If You Drive For a Living, Look for Another Career
There is nothing wrong with planning for the future. If you are a cab driver, or a truck driver, or an Uber driver, now is the time to plan for what you will do when your job disappears. And for what we should do for you.
Today, Volvo and Uber announced that they are formally teaming up to develop self-driving cars. No big surprise; Uber already has a well-established and well-funded internal self-driving car program, with “The goal: to replace Uber’s more than 1 million human drivers with robot drivers—as quickly as possible.” The company says it will make self-driving cars available to the public in Pittsburgh this month.
Google has a self-driving car in development. Teslas can already drive themselves fairly well. Ford says that it plans to be selling a self-driving car with no steering wheel by 2021. In addition to the market for self-driving cars, efforts are already well underway around the world to perfect self-driving trucks, which will inevitably put most or all long-haul truckers out of work.
The replacement of human drivers with robots is a development, like climate change, that we know is coming, even as many close their eyes and plug up their ears and pretend it is not.

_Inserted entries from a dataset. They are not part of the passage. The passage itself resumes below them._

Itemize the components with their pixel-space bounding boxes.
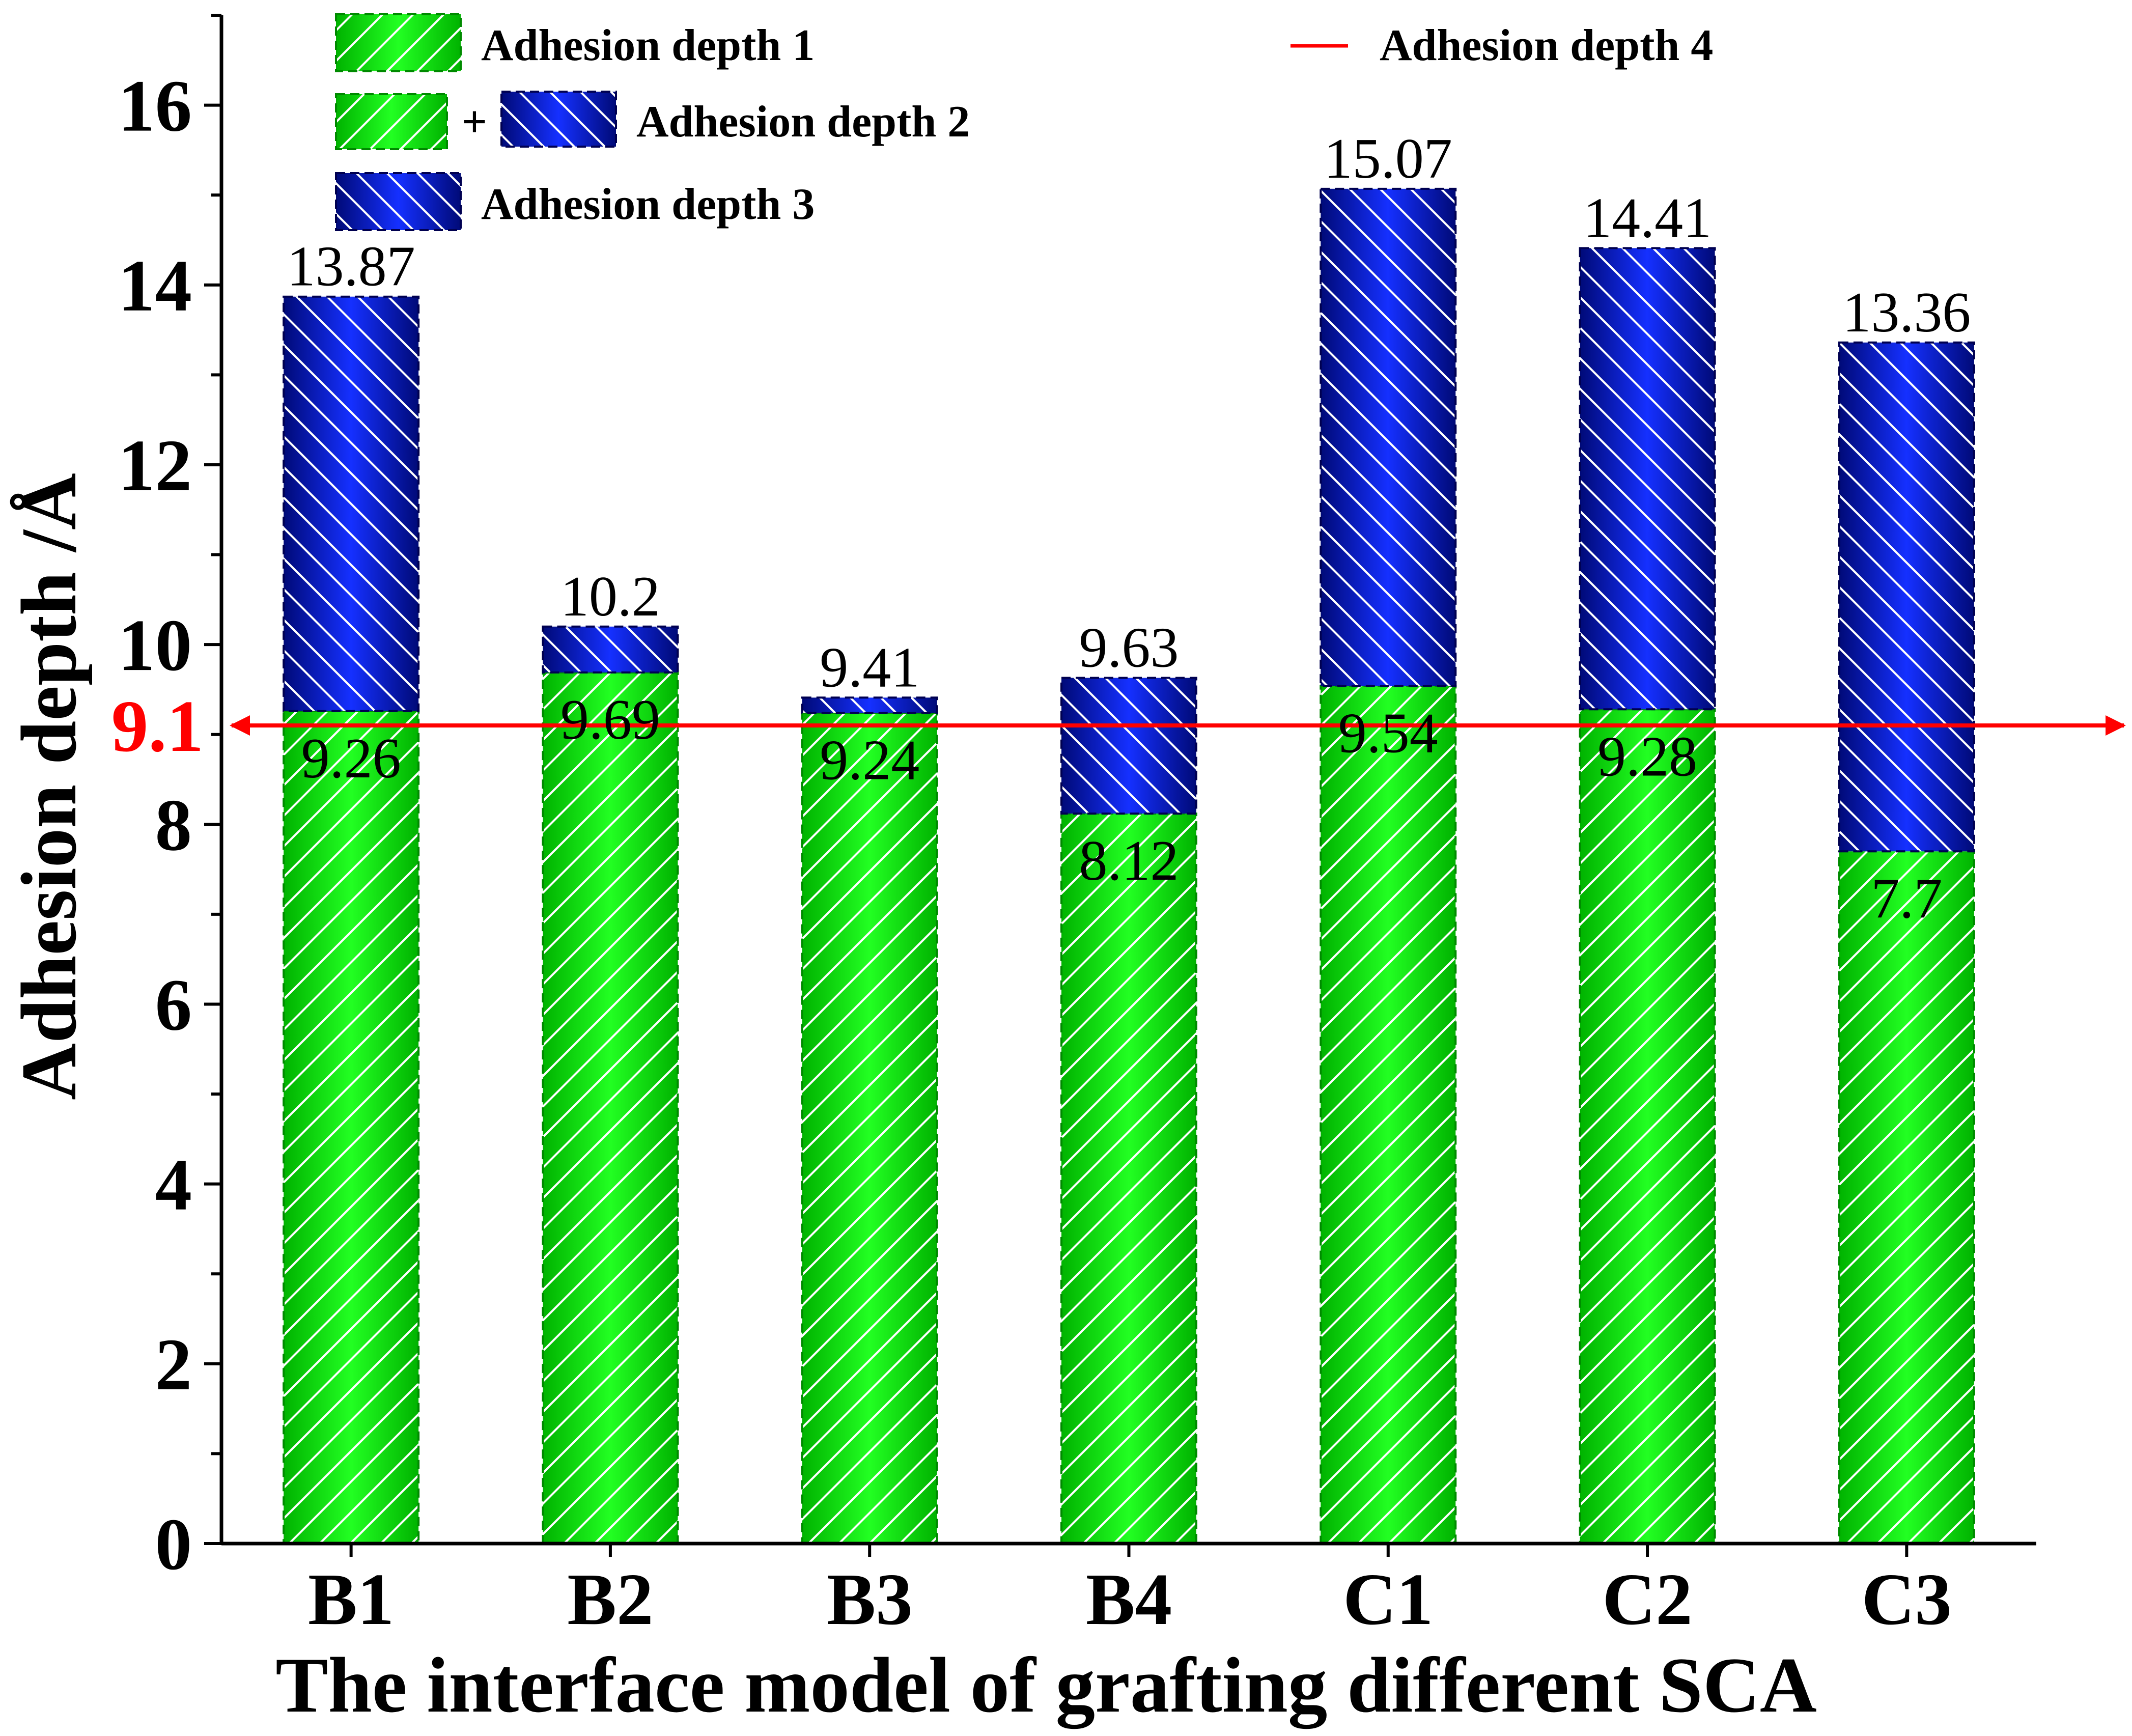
x-tick-label: C2 bbox=[1602, 1559, 1692, 1640]
x-tick-label: B3 bbox=[827, 1559, 913, 1640]
bars-layer bbox=[283, 187, 1975, 1545]
bar-bottom-label-B2: 9.69 bbox=[560, 688, 660, 751]
legend: Adhesion depth 1 + Adhesion depth 2 Adhe… bbox=[335, 13, 1713, 231]
y-tick-label: 4 bbox=[155, 1144, 192, 1226]
x-tick-label: B2 bbox=[567, 1559, 653, 1640]
y-tick-label: 12 bbox=[118, 425, 192, 507]
bar-top-label-B1: 13.87 bbox=[287, 235, 415, 298]
x-axis-title: The interface model of grafting differen… bbox=[275, 1641, 1817, 1729]
bar-depth1-hatch-C1 bbox=[1320, 685, 1457, 1545]
bar-depth3-hatch-C1 bbox=[1320, 187, 1457, 687]
x-tick-label: B1 bbox=[308, 1559, 394, 1640]
legend-item-depth1: Adhesion depth 1 bbox=[335, 13, 815, 72]
legend-label-depth3: Adhesion depth 3 bbox=[481, 180, 815, 229]
legend-label-depth2: Adhesion depth 2 bbox=[636, 97, 970, 147]
bar-top-label-B3: 9.41 bbox=[820, 636, 919, 699]
y-axis-title: Adhesion depth /Å bbox=[5, 473, 93, 1100]
bar-top-label-C2: 14.41 bbox=[1583, 186, 1712, 249]
bar-depth1-hatch-B3 bbox=[801, 712, 938, 1545]
bar-depth3-hatch-C3 bbox=[1838, 341, 1975, 853]
legend-item-depth3: Adhesion depth 3 bbox=[335, 172, 815, 231]
bar-depth1-hatch-C3 bbox=[1838, 850, 1975, 1545]
bar-depth3-hatch-B4 bbox=[1060, 677, 1197, 815]
legend-item-depth4: Adhesion depth 4 bbox=[1291, 21, 1713, 70]
bar-depth3-hatch-C2 bbox=[1579, 247, 1716, 711]
x-tick-label: C1 bbox=[1343, 1559, 1433, 1640]
bar-depth3-hatch-B2 bbox=[542, 625, 679, 674]
bar-bottom-label-B1: 9.26 bbox=[301, 727, 401, 790]
bar-top-label-C1: 15.07 bbox=[1324, 127, 1452, 190]
legend-swatch-green-hatch bbox=[335, 13, 462, 72]
bar-depth3-hatch-B3 bbox=[801, 696, 938, 714]
legend-item-depth2: + Adhesion depth 2 bbox=[335, 91, 970, 150]
reference-line-layer: 9.1 bbox=[111, 686, 2126, 767]
bar-bottom-label-B3: 9.24 bbox=[820, 729, 919, 792]
axes: 0 2 4 6 8 10 12 14 16 B1 B2 B3 B4 C1 C2 C3 bbox=[118, 14, 2036, 1640]
y-tick-label: 16 bbox=[118, 66, 192, 147]
bar-top-label-B2: 10.2 bbox=[560, 565, 660, 628]
legend-swatch-blue-2-hatch bbox=[500, 91, 617, 148]
y-tick-label: 6 bbox=[155, 964, 192, 1046]
y-tick-label: 8 bbox=[155, 785, 192, 866]
y-tick-label: 2 bbox=[155, 1324, 192, 1406]
bar-depth1-hatch-C2 bbox=[1579, 708, 1716, 1545]
bar-top-label-C3: 13.36 bbox=[1842, 281, 1971, 344]
x-tick-label: B4 bbox=[1086, 1559, 1172, 1640]
bar-bottom-label-C2: 9.28 bbox=[1597, 725, 1697, 788]
legend-plus-sign: + bbox=[462, 97, 487, 147]
legend-swatch-blue-hatch bbox=[335, 172, 462, 231]
bar-depth1-hatch-B4 bbox=[1060, 813, 1197, 1545]
bar-bottom-label-C1: 9.54 bbox=[1338, 702, 1438, 765]
bar-depth3-hatch-B1 bbox=[283, 295, 420, 712]
bar-labels-layer: 9.26 13.87 9.69 10.2 9.24 9.41 8.12 9.63 9.54 15.… bbox=[287, 127, 1971, 930]
legend-label-depth1: Adhesion depth 1 bbox=[481, 21, 815, 70]
legend-swatch-green-2-hatch bbox=[335, 93, 448, 150]
bar-top-label-B4: 9.63 bbox=[1079, 616, 1179, 679]
x-tick-label: C3 bbox=[1862, 1559, 1952, 1640]
reference-line-label: 9.1 bbox=[111, 686, 204, 767]
y-tick-label: 10 bbox=[118, 605, 192, 686]
y-ticks: 0 2 4 6 8 10 12 14 16 bbox=[118, 14, 221, 1585]
bar-bottom-label-C3: 7.7 bbox=[1871, 867, 1942, 930]
bar-depth1-hatch-B2 bbox=[542, 671, 679, 1545]
legend-label-depth4: Adhesion depth 4 bbox=[1380, 21, 1713, 70]
bar-bottom-label-B4: 8.12 bbox=[1079, 829, 1179, 892]
bar-depth1-hatch-B1 bbox=[283, 710, 420, 1545]
y-tick-label: 0 bbox=[155, 1504, 192, 1585]
y-tick-label: 14 bbox=[118, 245, 192, 327]
x-ticks: B1 B2 B3 B4 C1 C2 C3 bbox=[308, 1544, 1952, 1640]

It is coming soon. Within the next five years or so, significant numbers of humans will be put out of work. As the technology improves, and gets cheaper, the number of human drivers put out of work will increase, until the idea of paying someone to drive you around is little more than a charming anachronism. We still have horse and carriage drivers, yes, but it’s not a burgeoning career field.
There are 3.5 million professional truck drivers in the US, and more than 200,000 taxi drivers, and close to another 200,000 (at least part time) Uber drivers. This is something close to four million people who could find themselves deprived of at least a significant part of their earnings in the near future. The driving industry is the next major test case for the effects of automation on our real economy.
Where will these people go? When all the good manufacturing jobs were shipped overseas or automated away, those workers went into the service industry. When the driving jobs go away, will all of those workers go into the service industry, too? The service industry, by the way, is also at risk of significant job loss due to automation. You can be sure that we will see people lose a job as a taxi driver, start driving for Uber, lose that job to a robot, get a job at a fast food restaurant, and lose that job to a computer kiosk.
Universal basic income is going to look like an increasingly attractive idea as the number of angry, unemployed automation victims goes up.